The Breonna Taylor case Grand Jury recordings revealed confusion, inept investigation and frustrated grand jurors. Perhaps worse, Attorney General Daniel Cameron said what he recommended to the jurors is not on the tapes, so we do not know what he really told jurors. But we do know he did not present evidence regarding the search warrant that allowed cops to barge into Breonna Taylor’s apartment where they suspected she was alone with a child. We agree with Courier Journal columnist Joe Gerth’s call for Jefferson County Commonwealth’s Attorney Tom Wine to seek an indictment for the cops who took out that warrant. “If laws were broken, people need to be charged,” he wrote.

Rose: SNL, finally relevant

Saturday Night Live has not been funny for, well, since its first few seasons. Last Saturday’s was no exception, including the pointedly accurate message for Cameron from musical guest Megan Thee Stallion. She gets a rose for using an audio clip in her performance of activist Tamika Mallory saying, “Daniel Cameron is no different than the sellout Negroes that sold our people into slavery.” On Fox News, Cameron responded: “The fact that a celebrity that I’ve never met before wants to make those sorts of statements, they don’t hurt me, but what it does, it exposes the type of intolerance ... and the hypocrisy because, obviously, people preach about being intolerant.” 

Absurd: Sounds accurate

Speaking of Kentucky’s deserved, unwanted national attention, a cartoon in The New Yorker imagines the nighttime travails of the old, white men who govern our nation: “How do they sleep at night?” About our grand and unbussed, really, really senior senator we are told, “a bed of nails and a sulfur-scented candle and Mitch McConnell is out like a light.”
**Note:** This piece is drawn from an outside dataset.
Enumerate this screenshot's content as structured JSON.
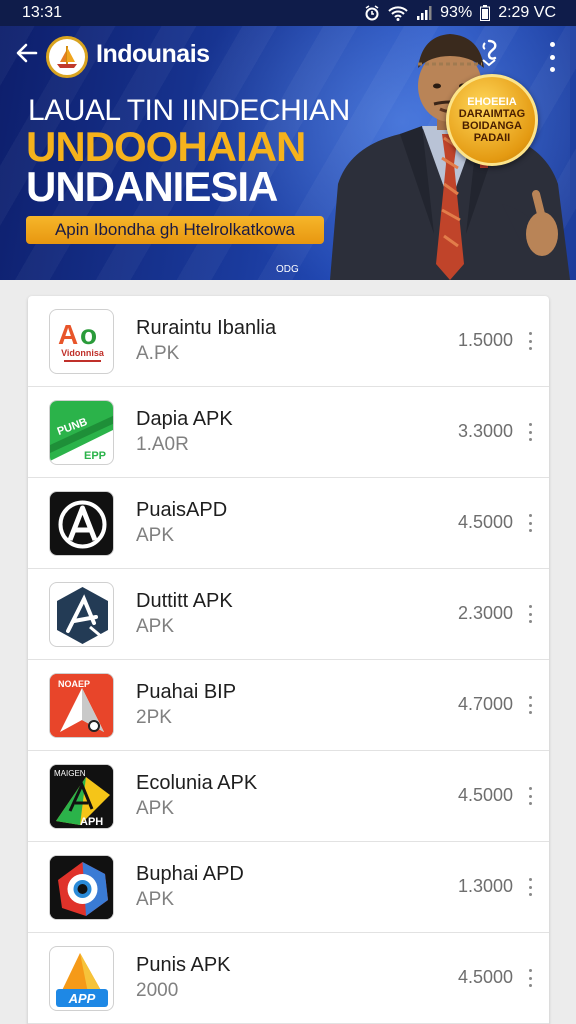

Thorn: See where this is going?

The U.S. Supreme Court rejected former clerk Kim Davis’ appeal, and even Justices Clarence Thomas and Samuel Alito agreed. But they took the opportunity to warn that the marriage-equality decision imperils freedom of religion. “Due to Obergefell, those with sincerely held religious beliefs concerning marriage will find it increasingly difficult to participate in society without running afoul of Obergefell and its effect on other antidiscrimination laws,” Thomas wrote. “Moreover, Obergefell enables courts and governments to brand religious adherents who believe that marriage is between one man and one woman as bigots, making their religious liberty concerns that much easier to dismiss.” No, it insulates all of us from Bible-powered intrusion into government for the people, not for just Christians. (Remember: Davis was acting in her elected, official capacity as a clerk — not a private person — and had no right to deny marriage licenses.)